Wacana pembangunan perpustakaan terbesar se-Asia Tenggara muncul setelah Ketua DPR Ade Komarudin menerima sejumlah cendekiawan dan budayawan di Kompleks Parlemen, Selasa (22/3/2016).
Ade Komarudin meyakini bahwa kebijakan moratorium pembangunan gedung baru tidak akan berlaku untuk proyek gedung baru DPR.
Urusan anggaran tidak menjadi masalah karena, menurut dia, DPR dapat memodifikasi anggaran pembangunan gedung baru sebesar Rp 570 miliar yang sudah dialokasikan di APBN 2016.

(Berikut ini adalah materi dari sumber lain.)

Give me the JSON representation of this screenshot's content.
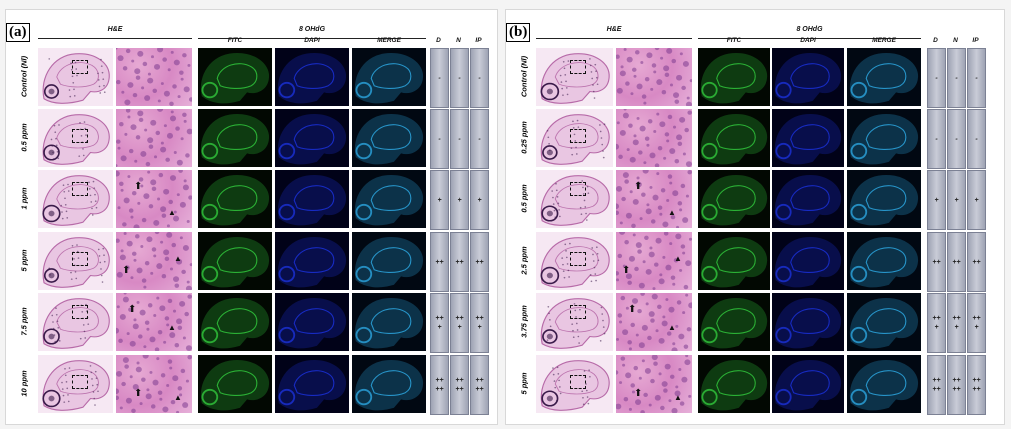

Gedung baru itu direncanakan terdiri dari perpustakaan umum terbesar se-Asia Tenggara serta ruang kerja bagi anggota DPR dan tenaga ahli.
Ada sekitar 600.000 koleksi buku yang akan disimpan di perpustakaan tersebut. Itu akan melebihi perpustakaan terbesar di Asia Tenggara saat ini, National Library of Singapore, yang memiliki 500.000 koleksi buku.